I found this article recently in a book called ‘FotoLog’ - I’d be interested to hear your thoughts.
‘PROFESSIONAL PHOTOS ARE NOT BLURRY!’ the purist shouts, screwing his SLR onto a tripod as he lines the family up for a portrait. ‘Red-eye is ugly!’ he recites, swivelling the flashgun so it bounces off the ceiling. ‘Wide-angle lenses make your nose look big!’ But there a are a few gaps in the purist’s impressive photographic knowledge. He doesn’t know that Terry Richardson shoots magazine covers with a cheap compact camera, that Ryan McGinley makes red-eye sexy, or that Wolfgang Tilmans won the Turner Prize with images containing flaring, blurring and camera shake.
Instead of making the medium as neutral and transparent as possible, both amateur and art photographers play around with the inherent qualities of film, lenses and light, transforming flaws and failures into pleasures, coaxing innovations of error.

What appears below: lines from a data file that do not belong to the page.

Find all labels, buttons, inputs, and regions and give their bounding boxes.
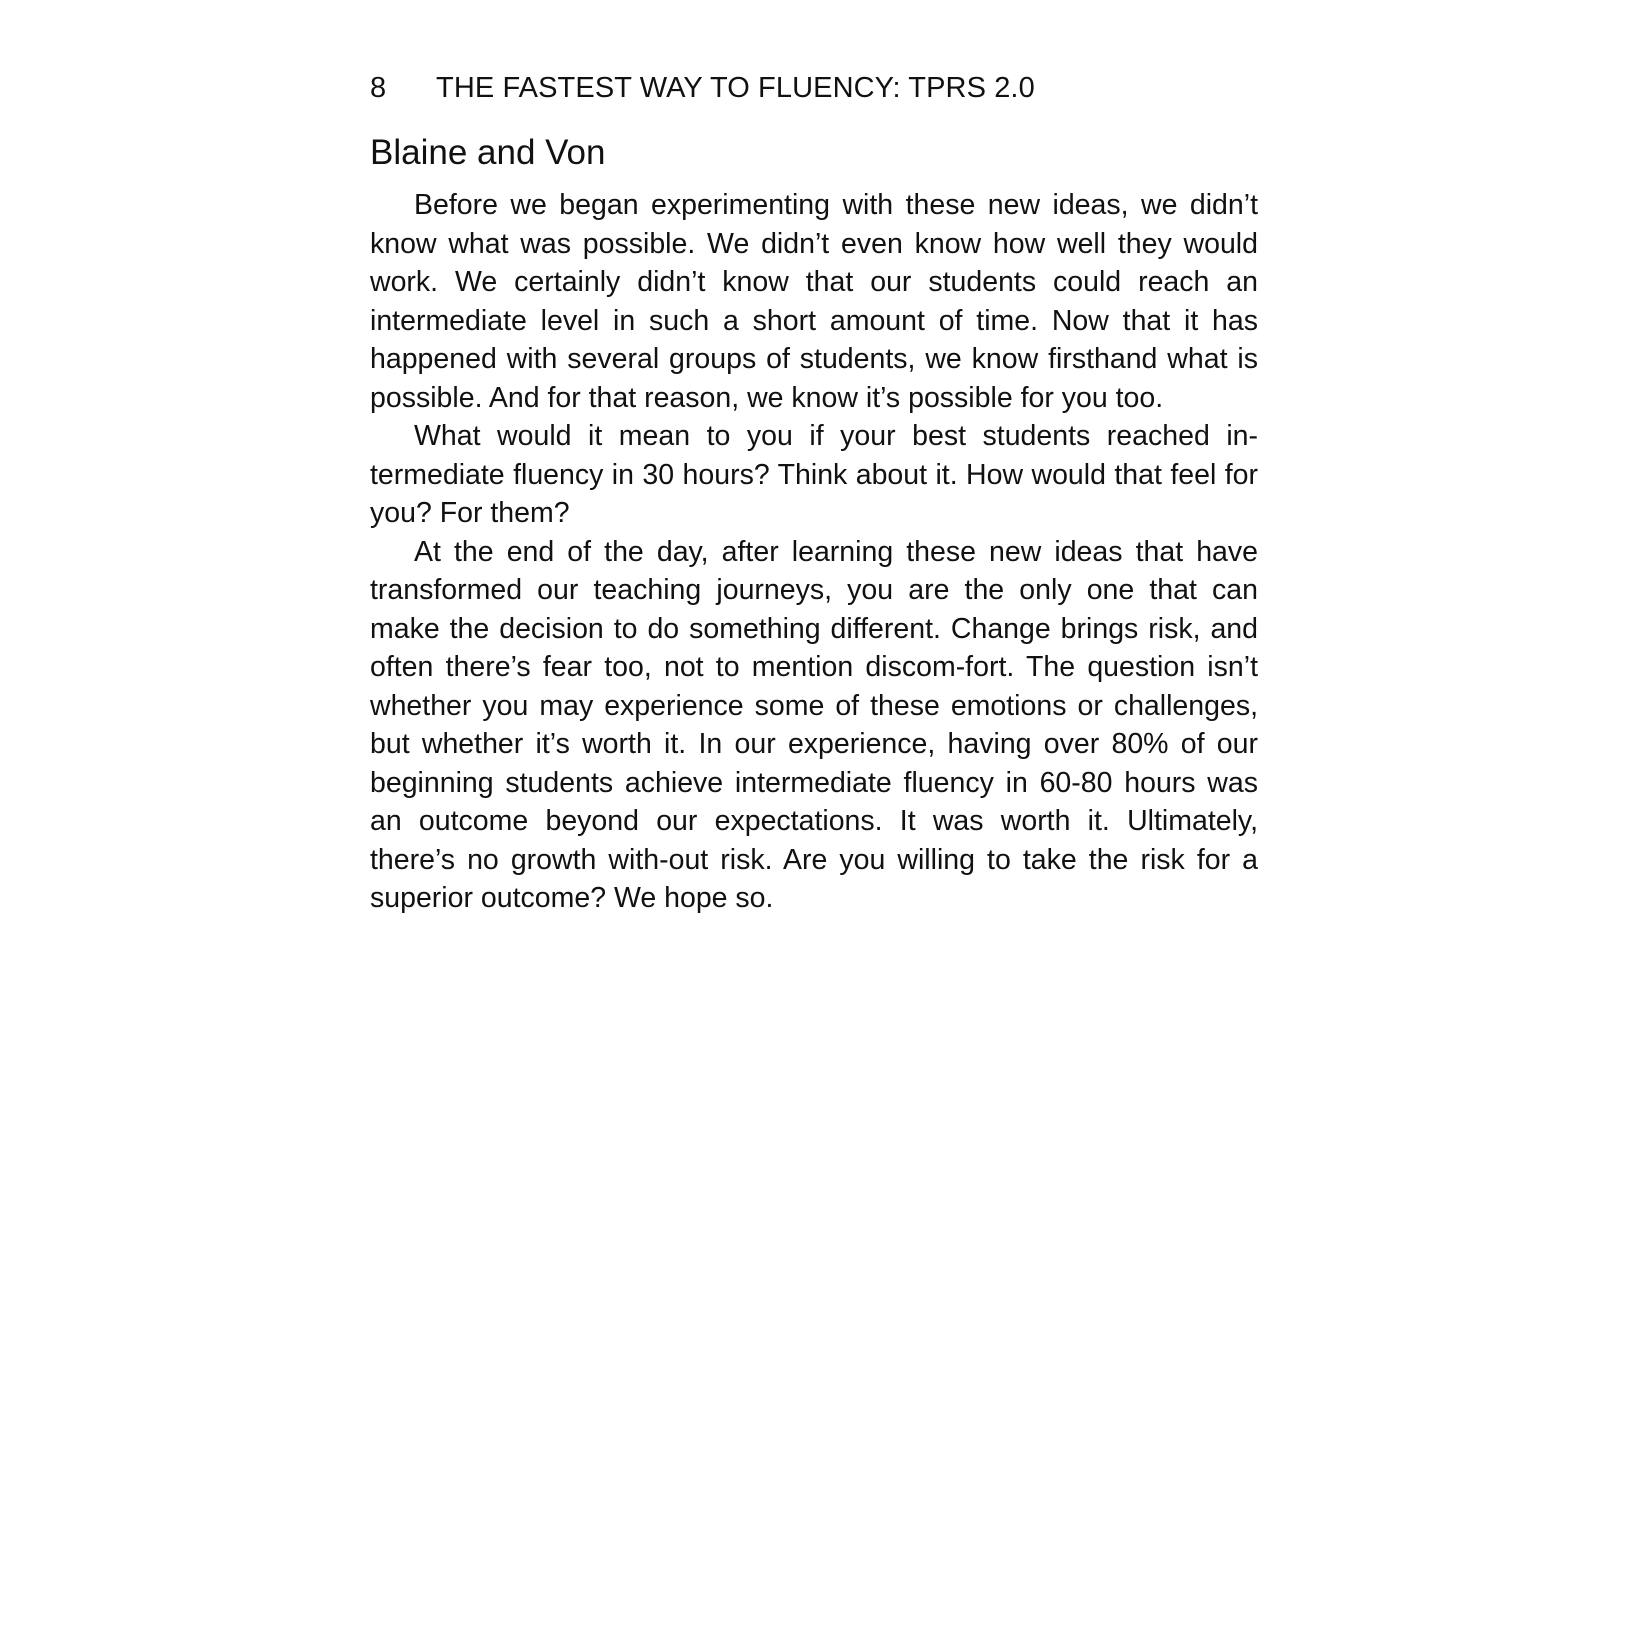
body-text	[370, 186, 1258, 918]
book-title: THE FASTEST WAY TO FLUENCY: TPRS 2.0	[436, 72, 1035, 104]
paragraph-3: At the end of the day, after learning these new ideas that have transformed our teaching journeys, you are the only one that can make the decision to do something different. Change brings risk, and often there’s fear too, not to mention discom-fort. The question isn’t whether you may experience some of these emotions or challenges, but whether it’s worth it. In our experience, having over 80% of our beginning students achieve intermediate fluency in 60-80 hours was an outcome beyond our expectations. It was worth it. Ultimately, there’s no growth with-out risk. Are you willing to take the risk for a superior outcome? We hope so.	[370, 535, 1258, 914]
section-heading: Blaine and Von	[370, 133, 606, 172]
paragraph-1: Before we began experimenting with these new ideas, we didn’t know what was possible. We didn’t even know how well they would work. We certainly didn’t know that our students could reach an intermediate level in such a short amount of time. Now that it has happened with several groups of students, we know firsthand what is possible. And for that reason, we know it’s possible for you too.	[370, 189, 1258, 414]
paragraph-2: What would it mean to you if your best students reached in-termediate fluency in 30 hours? Think about it. How would that feel for you? For them?	[370, 420, 1258, 529]
page-number: 8	[370, 72, 387, 104]
running-head	[370, 68, 1270, 108]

You could try telling the purist what happened when Picasso met a sceptic on the train. The man asked why the artist couldn’t make his paintings more realistic. Picasso looked puzzled. ‘But what would a realistic portrait look like?’ he asked. The man produced a photograph of his wife. Picasso peered at it intently, then said, ‘Is your wife really so small and flat?’
- I loved the article and this has essentially always been my argument with photographic purists. I’ve never felt that a photograph has to be technically brilliant, to be a brilliant photograph.